Hier sollte jedoch auf die Qualität der Präparate geachtet werden und auch auf weitere Inhaltsstoffe. Remifemin Plus zum Beispiel enthält zusätzlich Johanniskraut, das wiederum grundsätzlich aufgrund seines großen Interaktionspotenzials (unter anderem mit Irinotecan, Imatinib, Methotrexat) bei Krebspatienten nur mit großer Zurückhaltung eingesetzt werden darf. Es liegen im Übrigen keine Studien vor, die eine Wirksamkeit von Johanniskraut auf die Depressivität onkologischer Patienten belegen.

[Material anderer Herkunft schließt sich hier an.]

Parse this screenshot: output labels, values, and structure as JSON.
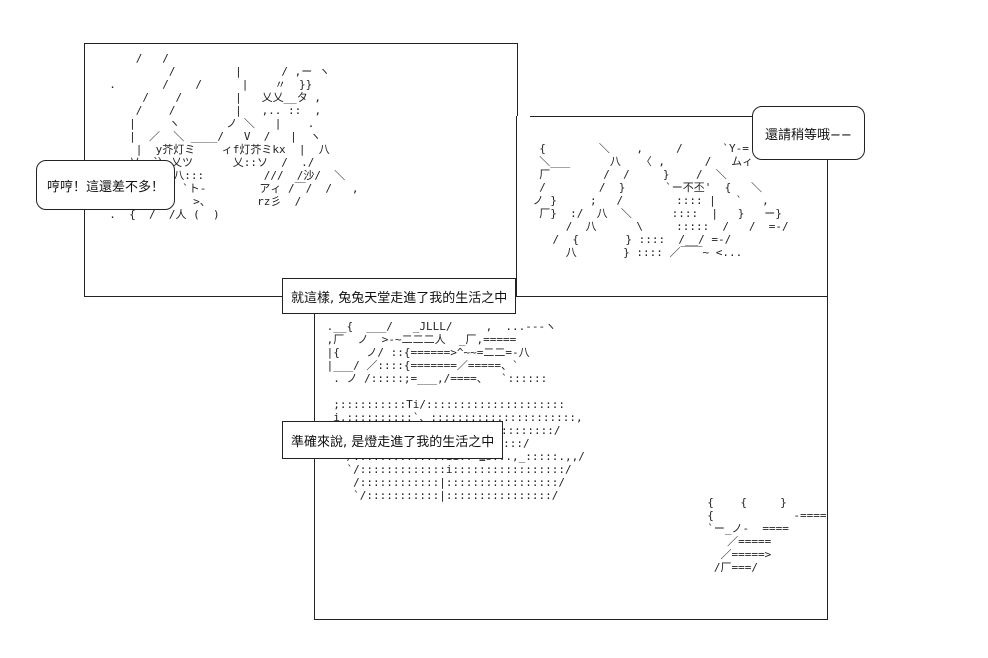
{
  "bubbles": {
    "left": "哼哼！這還差不多！",
    "right": "還請稍等哦−−"
  },
  "captions": {
    "first": "就這樣, 兔兔天堂走進了我的生活之中",
    "second": "準確來說, 是燈走進了我的生活之中"
  },
  "art": {
    "left_panel": "      /   /\n           /         |      / ,ー ヽ\n  .       /    /      |    〃  }}\n       /    /        |   乂乂__タ ,\n      /    /         |   ,.. ::  ,\n     |     ヽ       ノ ＼   |    .\n     |  ／  ＼ ____/   V  /   |  ヽ\n      |  y芥灯ミ    ィf灯芥ミkx  |  八\n     乂  込 乂ツ      乂::ソ  /  ./\n  |   ..八{ 八:::         ///  /沙/  ＼\n       /  |  `ト-        ̄アィ /￣/  /   ,\n      /   人   >、       rz彡  /\n  .  {  /  /人 (  )",
    "right_panel": "  {        ＼    ,     /      `Y-= \n  ＼___      八   〈 ,      /   ムィ\n  厂        /  /     }    /  ＼\n  /        /  }      `ー不丕'  {   ＼\n ノ }     ;   /        :::: |   `   ,\n  厂}  :/  八  ＼      ::::  |   }   ー}\n      /  八      \\     :::::  /   /  =-/\n    /  {       } ::::  /__/ =-/\n      八       } :::: ／￣￣~ <...",
    "bottom_panel": " .__{  ___/   _JLLL/     ,  ...---ヽ\n ,厂  ノ  >-~二二二人  _厂,=====\n |{    ノ/ ::{======>^~~=二二=-八 \n |___/ ／::::{=======／=====、`\n  . ノ /:::::;=___,/====、  `::::::\n   \n  ;::::::::::Ti/:::::::::::::::::::::\n  i,::::::::::`、::::::::::::::::::::::,\n  `>、::::::::>、:::::::::::::::::::/\n   `/:≧=-:::-=≦i>。,:::::::::::/\n    /::::::::::::::ii:: ≧s...,_:::::.,,/\n    `/:::::::::::::i:::::::::::::::::/\n     /::::::::::::|:::::::::::::::::/\n     `/:::::::::::|::::::::::::::::/",
    "bottom_right": "  {    {     }\n  {            -====\n  `ー_ノ-  ====\n     ／=====\n    ／=====>\n   /厂===/"
  }
}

Generell sieht es mit der Evidenz für Phytopharmaka und Nahrungsergänzungsmitteln immer noch mau aus. Eine subkutane Misteltherapie kann laut Leitlinie erwogen werden. Hier gibt es keine Empfehlung für oder dagegen. Die Leitlinie hat hier alle in Deutschland verfügbaren Mistelpräparate gegenübergestellt. Für das beliebte Curcumin (enthalten in Kurkuma) gebe es keine ausreichende Datenlage für oder gegen eine Empfehlung. Höckel warnte vor hoch dosierten Grüntee-Extrakten mit Epigallocatechingallat (EGCG). Gegen eine Tasse grünen Tee für Krebspatienten spreche dagegen nichts.